Mark was born on 10th May, 1922 (the year of the Rand Revolt) in a tired cottage on one of his grandfather’s farms, in the hamlet of Rowsham, parish of Wingrave near Aylesbury, Buckinghamshire, England. His father soon took over a farm of his own near Quainton also in Bucks, and Quainton Village School was where Mark began his schooling.
The world economic depression of the time resulted in the family emigrating in 1929 to Western Australia but conditions there proved to be even worse and so, after two years, the family returned to England. They settled down in Stoke Mandeville, also near Aylesbury, where Mark’s father had been born. Here, in 1932 Mark gained entry into the Aylesbury Grammar School, only leaving there in 1939 to take up employment in Barclays Bank in the same town.
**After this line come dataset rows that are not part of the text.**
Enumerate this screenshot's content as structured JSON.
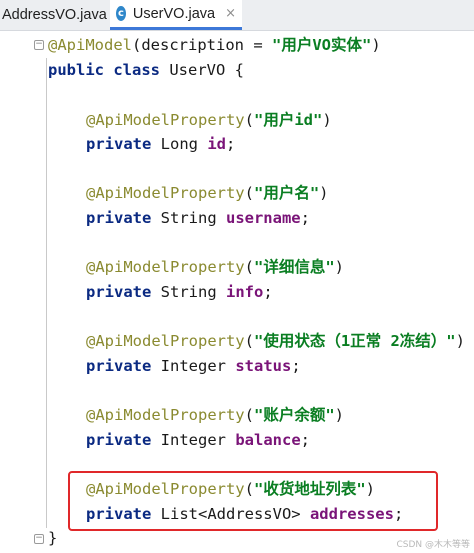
{
  "tabs": [
    {
      "label": "AddressVO.java",
      "active": false
    },
    {
      "label": "UserVO.java",
      "active": true,
      "icon": "class-c-icon",
      "close": "×"
    }
  ],
  "code": {
    "class_annotation": {
      "at": "@ApiModel",
      "open": "(",
      "attr": "description = ",
      "value": "\"用户VO实体\"",
      "close": ")"
    },
    "class_decl": {
      "kw1": "public",
      "kw2": "class",
      "name": " UserVO {"
    },
    "fields": [
      {
        "annotation": "@ApiModelProperty",
        "desc": "\"用户id\"",
        "modifier": "private",
        "type": " Long ",
        "name": "id",
        "semi": ";"
      },
      {
        "annotation": "@ApiModelProperty",
        "desc": "\"用户名\"",
        "modifier": "private",
        "type": " String ",
        "name": "username",
        "semi": ";"
      },
      {
        "annotation": "@ApiModelProperty",
        "desc": "\"详细信息\"",
        "modifier": "private",
        "type": " String ",
        "name": "info",
        "semi": ";"
      },
      {
        "annotation": "@ApiModelProperty",
        "desc": "\"使用状态（1正常 2冻结）\"",
        "modifier": "private",
        "type": " Integer ",
        "name": "status",
        "semi": ";"
      },
      {
        "annotation": "@ApiModelProperty",
        "desc": "\"账户余额\"",
        "modifier": "private",
        "type": " Integer ",
        "name": "balance",
        "semi": ";"
      },
      {
        "annotation": "@ApiModelProperty",
        "desc": "\"收货地址列表\"",
        "modifier": "private",
        "type": " List<AddressVO> ",
        "name": "addresses",
        "semi": ";"
      }
    ],
    "closing_brace": "}",
    "paren_open": "(",
    "paren_close": ")"
  },
  "watermark": "CSDN @木木等等",
  "colors": {
    "highlight_box": "#e0282a",
    "active_tab_underline": "#3d78d8",
    "keyword": "#0b2a82",
    "string": "#0a7e22",
    "field": "#7a1478",
    "annotation": "#8a8a30"
  }
}
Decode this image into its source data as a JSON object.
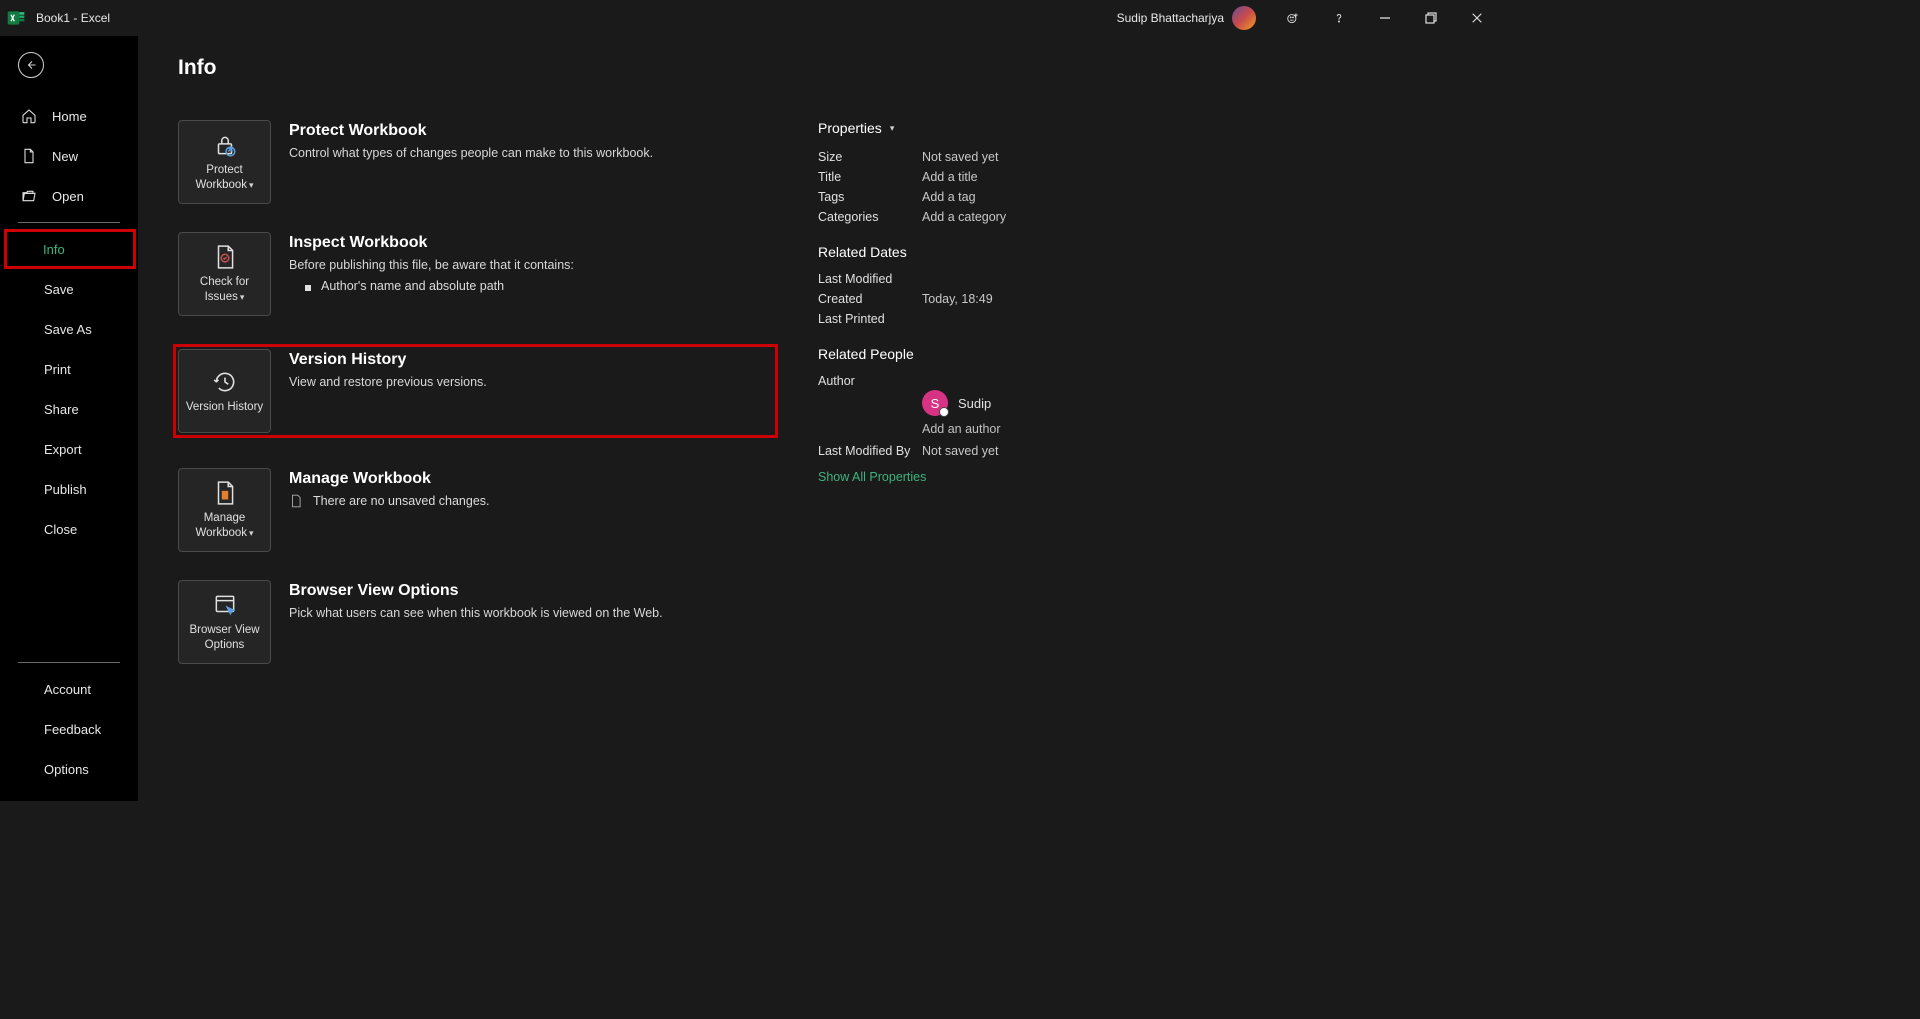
{
  "titlebar": {
    "title": "Book1  -  Excel",
    "user": "Sudip Bhattacharjya"
  },
  "sidebar": {
    "home": "Home",
    "new": "New",
    "open": "Open",
    "info": "Info",
    "save": "Save",
    "saveas": "Save As",
    "print": "Print",
    "share": "Share",
    "export": "Export",
    "publish": "Publish",
    "close": "Close",
    "account": "Account",
    "feedback": "Feedback",
    "options": "Options"
  },
  "page": {
    "title": "Info"
  },
  "sections": {
    "protect": {
      "btn": "Protect Workbook",
      "title": "Protect Workbook",
      "desc": "Control what types of changes people can make to this workbook."
    },
    "inspect": {
      "btn": "Check for Issues",
      "title": "Inspect Workbook",
      "desc": "Before publishing this file, be aware that it contains:",
      "bullet1": "Author's name and absolute path"
    },
    "version": {
      "btn": "Version History",
      "title": "Version History",
      "desc": "View and restore previous versions."
    },
    "manage": {
      "btn": "Manage Workbook",
      "title": "Manage Workbook",
      "desc": "There are no unsaved changes."
    },
    "browser": {
      "btn": "Browser View Options",
      "title": "Browser View Options",
      "desc": "Pick what users can see when this workbook is viewed on the Web."
    }
  },
  "props": {
    "header": "Properties",
    "size_l": "Size",
    "size_v": "Not saved yet",
    "title_l": "Title",
    "title_v": "Add a title",
    "tags_l": "Tags",
    "tags_v": "Add a tag",
    "cat_l": "Categories",
    "cat_v": "Add a category",
    "dates_h": "Related Dates",
    "lm_l": "Last Modified",
    "lm_v": "",
    "cr_l": "Created",
    "cr_v": "Today, 18:49",
    "lp_l": "Last Printed",
    "lp_v": "",
    "people_h": "Related People",
    "author_l": "Author",
    "author_name": "Sudip",
    "author_initial": "S",
    "add_author": "Add an author",
    "lmb_l": "Last Modified By",
    "lmb_v": "Not saved yet",
    "show_all": "Show All Properties"
  }
}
After a year in the bank (during which time Mark had also served in the Home Guard) he volunteered into the army, becoming a young soldier in the county regiment, the Oxfordshire and Buckinghamshire Light Infantry. Another year and he was transferred into an armoured regiment and from there was posted to the Royal Tank Regiment in the Middle East, serving in Egypt, Palestine, the Lebanon and Syria. Then, as a tank gunner, he served with his regiment in Italy. Eventually he was selected by a War Office Selection Board in Naples for officer training. This took place on the Isle of Man, where he was commissioned back into his county regiment before being sent to India to serve with the Lancashire Fusiliers.
Demobilised in 1946, Mark returned to Barclays but soon applied for an overseas posting. So, in 1948 he arrived in Northern Rhodesia (Zambia) and four years later was in Southern Rhodesia (Zimbabwe) where he was to stay for fifteen years. In 1953 Mark was married to Cathy Kotzé in Fort Victoria (Masvingo). Rising through the banking ranks, Mark worked as a Teller, an Agency Clerk an Accountant/Teller, a Relief Accountant, a sub-Accountant, an Instructor, a Chief Clerk, Acting Manager and then Staff Manager (back in Zambia, for four years) as well as Relief Manager.
Transferred to South Africa in 1970 by his own choice, Mark served in managerial positions until he was seconded to help start the African Bank in 1975. Starting as General Manager’s Assistant, Assistant General Manager, finally becoming General Manager. After retirement in 1982, he was called back to become a Director of the African Bank, finally leaving them in 1994.
Mark’s interest in genealogy and family history dated from his school days, beginning with his own family and gradually spreading to helping others. Over the years he gave many talks to members of other societies, helped to organise and run show stands and wrote many articles for publication, particularly in Family Tree Magazine of which he was the South African representative for many years. He acted as adviser (South Africa) for the International Society for British Genealogy and Family History and even appeared on television talking to Martin Bailie about family history. After retirement he was able to spend more time on his hobby: in 1985 he became a Committee Member of the Transvaal branch of the Genealogical Society and later, a member of that Society’s National Council. In 1987 he founded the West Rand Family History Society and in 1995 was given the Lifetime Achievement Award by the Genealogical Society, followed the next year by election as a Fellow of the Society.
Mark and Cathy have three children. Thomas, their son, is a Pastor, sent by his Church to Australia. Tom himself is married and has two children. Mark’s eldest daughter, Caroline, is also married with two children and lives in South Africa. Mark’s youngest daughter, Cathryn, also has two children, having lived in South Africa and now in New Zealand.
Mark said that one good thing about being old is that, as an octogenarian, he didn’t have to pay anything to remain a member of the Genealogical Society!